Veit Wolpert: Was macht eigentlich Schwarz-Rot?

„Ein Jahr nach den Landtagswahlen scheinen die Parteien von CDU und SPD unabhängig vom Tagesgeschäft in Kabinett und Fraktion zunehmend zu fremdeln“, sagte der Landesvorsitzende der FDP Sachsen-Anhalt Veit Wolpert angesichts des Interviews von CDU-Landeschef Webel im MDR zur Einjahresbilanz der Koalition.

„Anders lässt sich nicht erklären, dass dem CDU-Vorsitzenden in Sachsen-Anhalt zur Zusammenarbeit mit der SPD zum einen der Dissens ‚gesetzlicher Mindestlohn‘ einfällt und bei der Frage nach konsensualen Projekten ausgerechnet die Bundesautobahn A14. Beide Themen fallen nicht in die Zuständigkeit des Landes, die Bundesautobahn ist zudem Konsens aller Parteien in Sachsen-Anhalt.“

„Selbst die Grünen trauen sich nicht, allzu laut dagegen zu sein, weil die meisten ihrer Wähler auch auf die schnellere Verbindung Richtung Norden setzen.
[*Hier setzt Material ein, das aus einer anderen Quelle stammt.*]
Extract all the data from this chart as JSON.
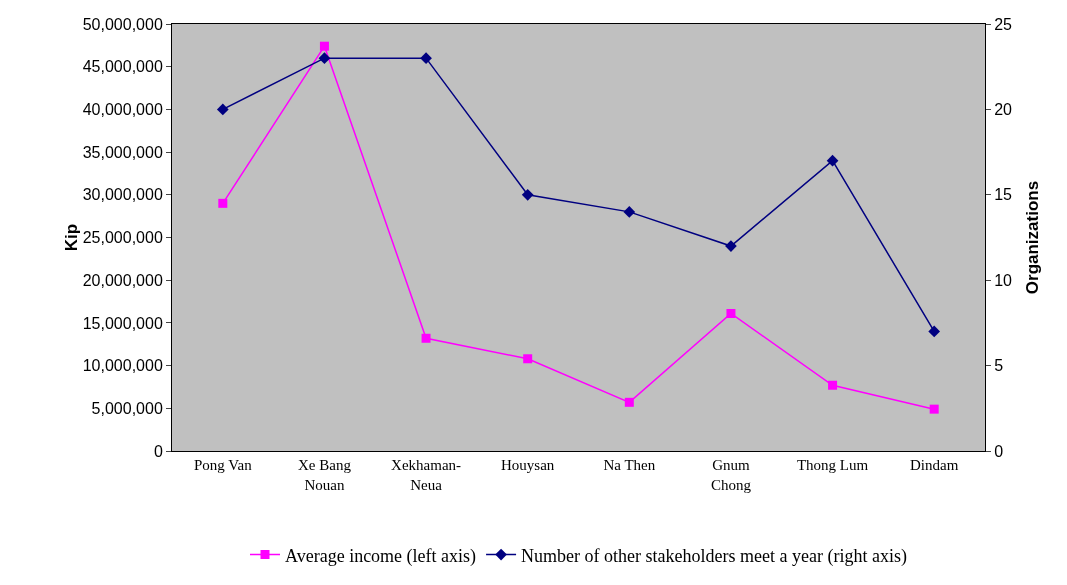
{
  "chart_data": {
    "type": "line",
    "ylabel": "Kip",
    "y2label": "Organizations",
    "categories": [
      "Pong Van",
      "Xe Bang\nNouan",
      "Xekhaman-\nNeua",
      "Houysan",
      "Na Then",
      "Gnum\nChong",
      "Thong Lum",
      "Dindam"
    ],
    "series": [
      {
        "name": "Average income (left axis)",
        "color": "#ff00ff",
        "marker": "square",
        "values": [
          29000000,
          47400000,
          13200000,
          10800000,
          5700000,
          16100000,
          7700000,
          4900000
        ]
      },
      {
        "name": "Number of other stakeholders meet a year (right axis)",
        "color": "#000080",
        "marker": "diamond",
        "axis": "y2",
        "values": [
          20,
          23,
          23,
          15,
          14,
          12,
          17,
          7
        ]
      }
    ],
    "ylim": [
      0,
      50000000
    ],
    "yticks": [
      {
        "value": 0,
        "label": "0"
      },
      {
        "value": 5000000,
        "label": "5,000,000"
      },
      {
        "value": 10000000,
        "label": "10,000,000"
      },
      {
        "value": 15000000,
        "label": "15,000,000"
      },
      {
        "value": 20000000,
        "label": "20,000,000"
      },
      {
        "value": 25000000,
        "label": "25,000,000"
      },
      {
        "value": 30000000,
        "label": "30,000,000"
      },
      {
        "value": 35000000,
        "label": "35,000,000"
      },
      {
        "value": 40000000,
        "label": "40,000,000"
      },
      {
        "value": 45000000,
        "label": "45,000,000"
      },
      {
        "value": 50000000,
        "label": "50,000,000"
      }
    ],
    "y2lim": [
      0,
      25
    ],
    "y2ticks": [
      0,
      5,
      10,
      15,
      20,
      25
    ],
    "grid": false,
    "legend": "bottom"
  }
}
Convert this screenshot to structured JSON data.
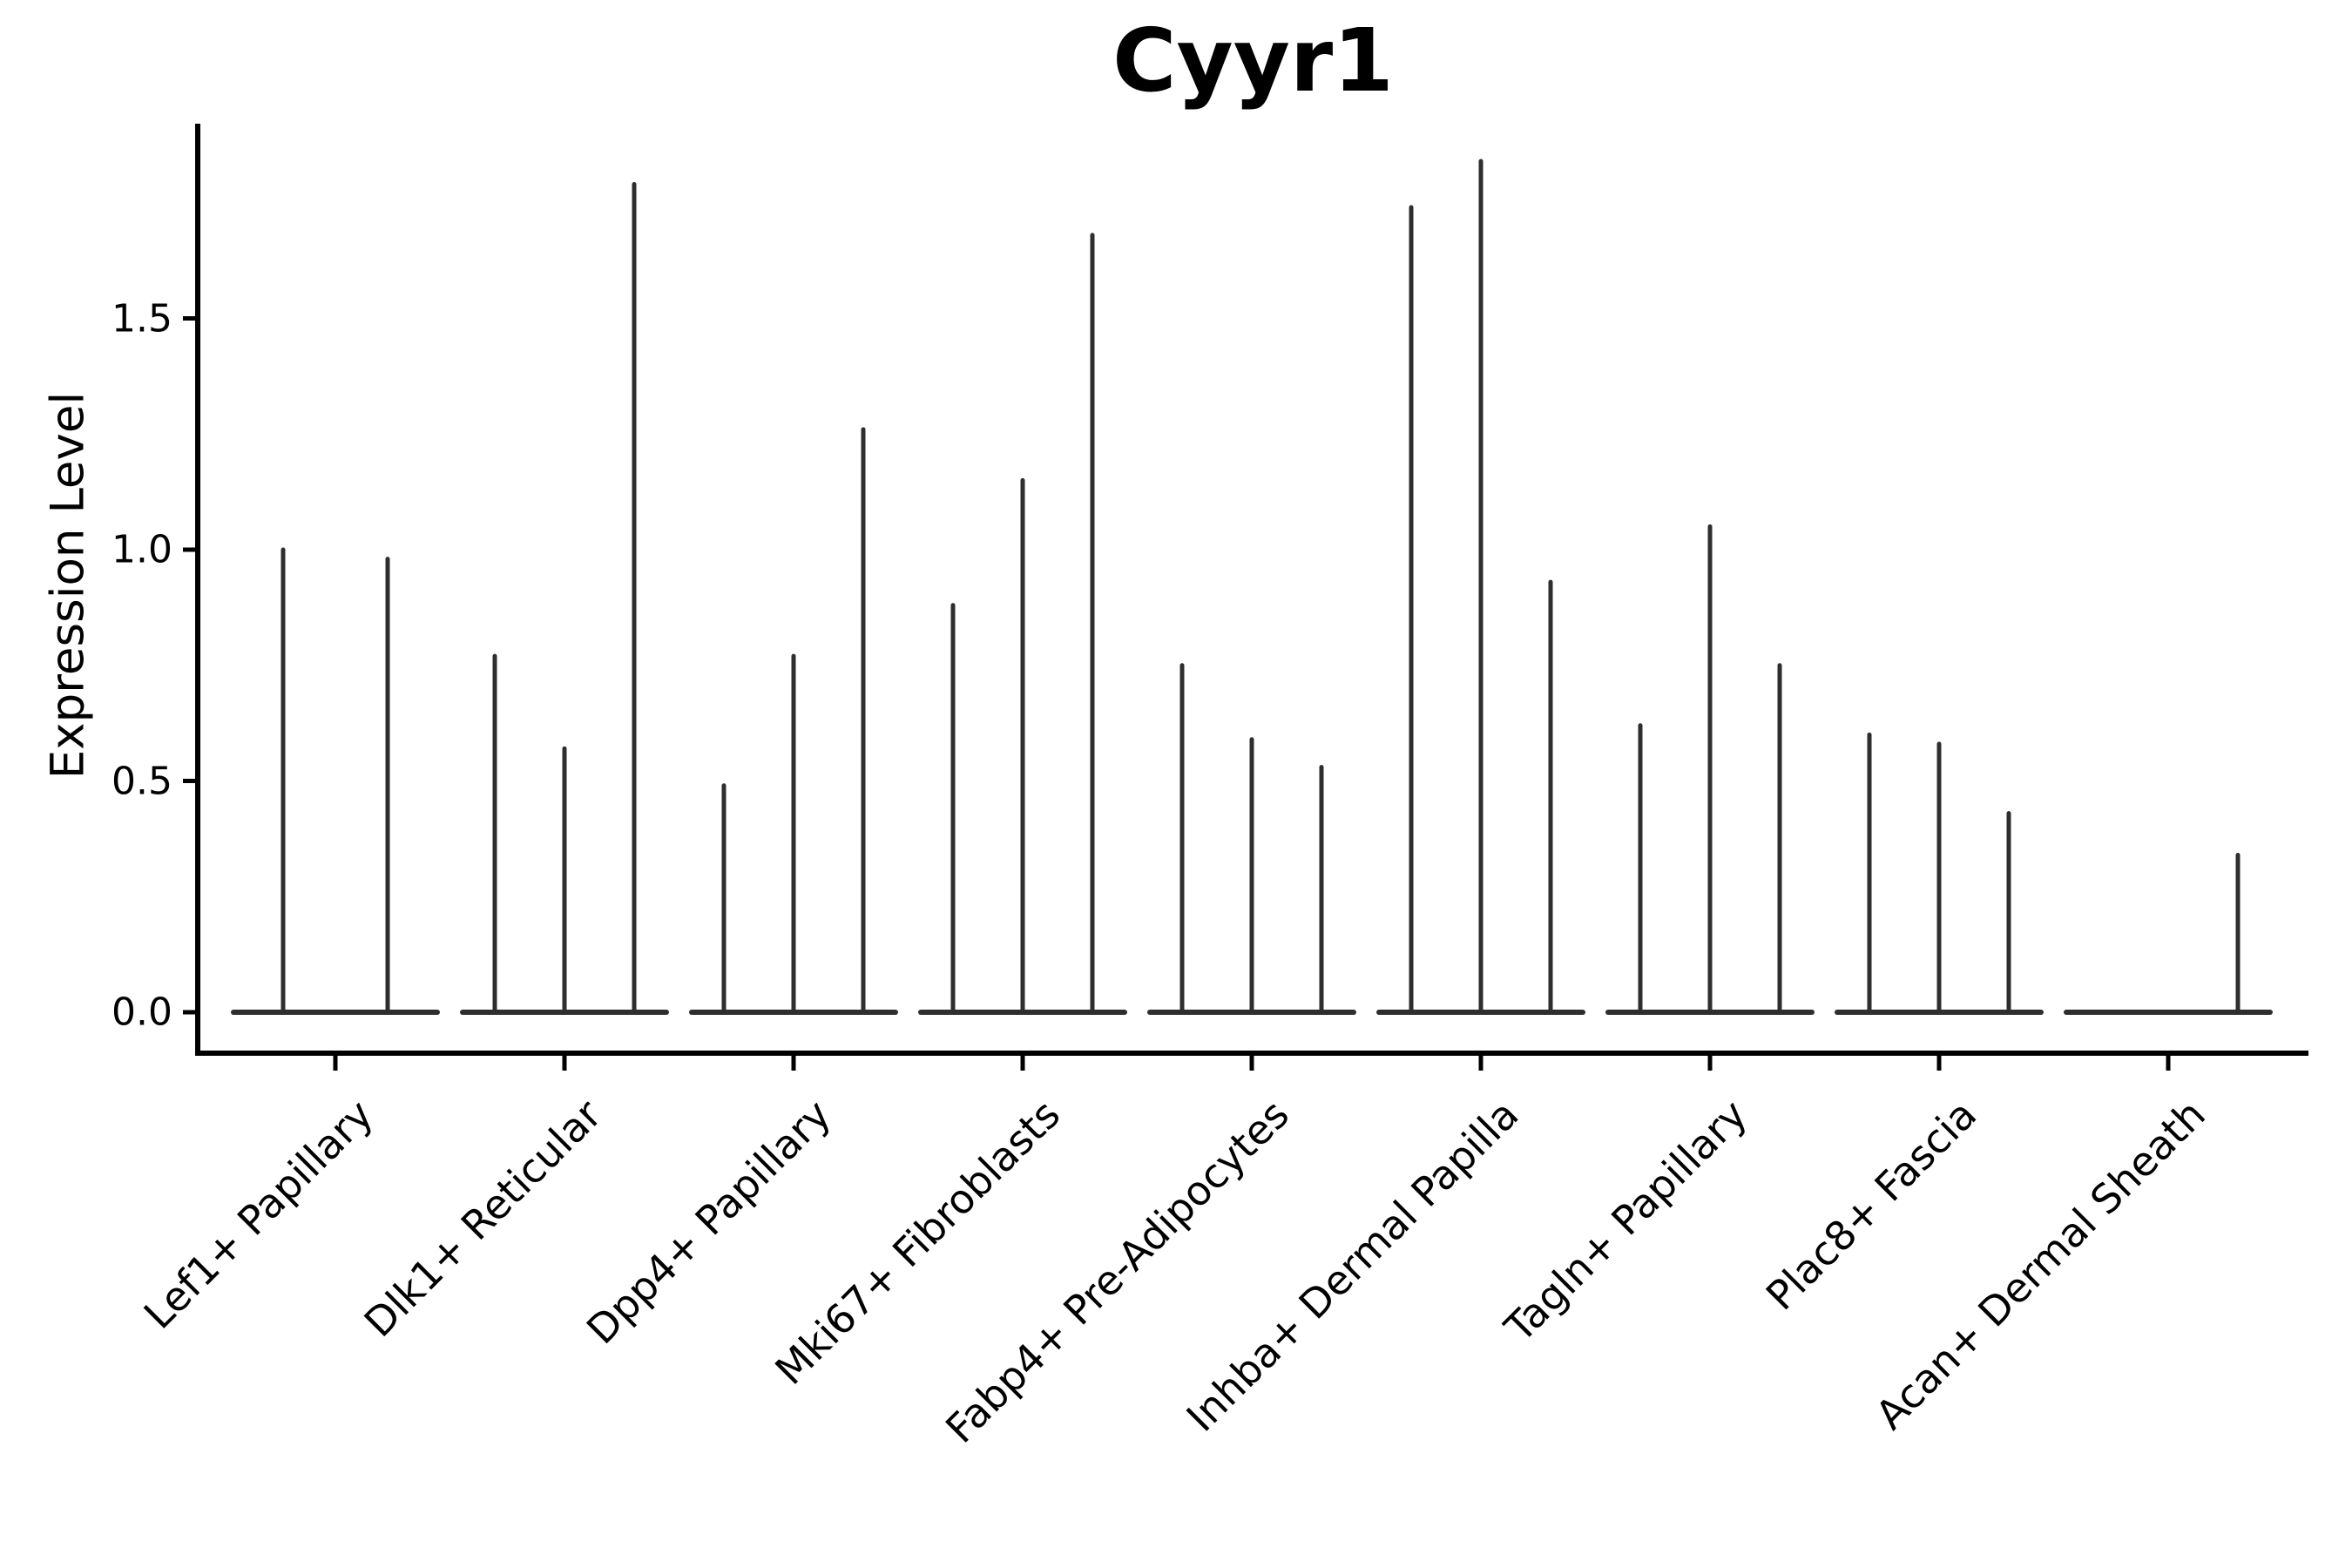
{
  "title": "Cyyr1",
  "y_axis": {
    "label": "Expression Level",
    "tick_labels": [
      "0.0",
      "0.5",
      "1.0",
      "1.5"
    ]
  },
  "x_axis": {
    "tick_labels": [
      "Lef1+ Papillary",
      "Dlk1+ Reticular",
      "Dpp4+ Papillary",
      "Mki67+ Fibroblasts",
      "Fabp4+ Pre-Adipocytes",
      "Inhba+ Dermal Papilla",
      "Tagln+ Papillary",
      "Plac8+ Fascia",
      "Acan+ Dermal Sheath"
    ]
  },
  "colors": {
    "violin": "#2e2e2e",
    "axis": "#000000",
    "text": "#000000",
    "background": "#ffffff"
  },
  "chart_data": {
    "type": "violin",
    "title": "Cyyr1",
    "xlabel": "",
    "ylabel": "Expression Level",
    "ylim": [
      -0.09,
      1.92
    ],
    "yticks": [
      0.0,
      0.5,
      1.0,
      1.5
    ],
    "grid": false,
    "legend": false,
    "x_tick_rotation_deg": 45,
    "categories": [
      "Lef1+ Papillary",
      "Dlk1+ Reticular",
      "Dpp4+ Papillary",
      "Mki67+ Fibroblasts",
      "Fabp4+ Pre-Adipocytes",
      "Inhba+ Dermal Papilla",
      "Tagln+ Papillary",
      "Plac8+ Fascia",
      "Acan+ Dermal Sheath"
    ],
    "groups": [
      {
        "category": "Lef1+ Papillary",
        "violin_peaks": [
          1.0,
          0.98
        ]
      },
      {
        "category": "Dlk1+ Reticular",
        "violin_peaks": [
          0.77,
          0.57,
          1.79
        ]
      },
      {
        "category": "Dpp4+ Papillary",
        "violin_peaks": [
          0.49,
          0.77,
          1.26
        ]
      },
      {
        "category": "Mki67+ Fibroblasts",
        "violin_peaks": [
          0.88,
          1.15,
          1.68
        ]
      },
      {
        "category": "Fabp4+ Pre-Adipocytes",
        "violin_peaks": [
          0.75,
          0.59,
          0.53
        ]
      },
      {
        "category": "Inhba+ Dermal Papilla",
        "violin_peaks": [
          1.74,
          1.84,
          0.93
        ]
      },
      {
        "category": "Tagln+ Papillary",
        "violin_peaks": [
          0.62,
          1.05,
          0.75
        ]
      },
      {
        "category": "Plac8+ Fascia",
        "violin_peaks": [
          0.6,
          0.58,
          0.43
        ]
      },
      {
        "category": "Acan+ Dermal Sheath",
        "violin_peaks": [
          0.0,
          0.0,
          0.34
        ]
      }
    ]
  }
}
Wenn das der Maßstab einer erfolgreichen Zusammenarbeit zwischen Parteien wird, tun sich in Sachsen-Anhalt ganz neue Möglichkeiten für politische Konstellationen auf. Es ist schon irritierend, dass dem Landesvorsitzenden der CDU keine anderen Projekte als positive Beispiele für die Arbeit der Koalition einfallen. Das lässt einiges für die kommenden Jahre befürchten“, so Wolpert.

„Und was hat CDU und SPD stattdessen gemacht? Die Koalition hat die Wirtschaft mit dem neuen Vergabegesetz verärgert. Sie verunsichert die Schulen, da es ein Jahr nach Regierungsbeginn immer noch keine substantielle Vorlage im Landtag gibt. Zudem hat Schwarz-Rot die KiTaS vergrätzt, indem sie zu Beginn der Legislatur wie ein Tiger startete, doch was die Umsetzung eines neuen KiFöG betrifft, als Bettvorleger gelandet ist.“

„Das Land der Frühaufsteher verliert an Tempo. Die wirtschaftliche Entwicklung hält nicht mit der in den meisten anderen Bundesländern mit. Das kann sich Sachsen-Anhalt nicht leisten,“ mahnt Wolpert abschließend.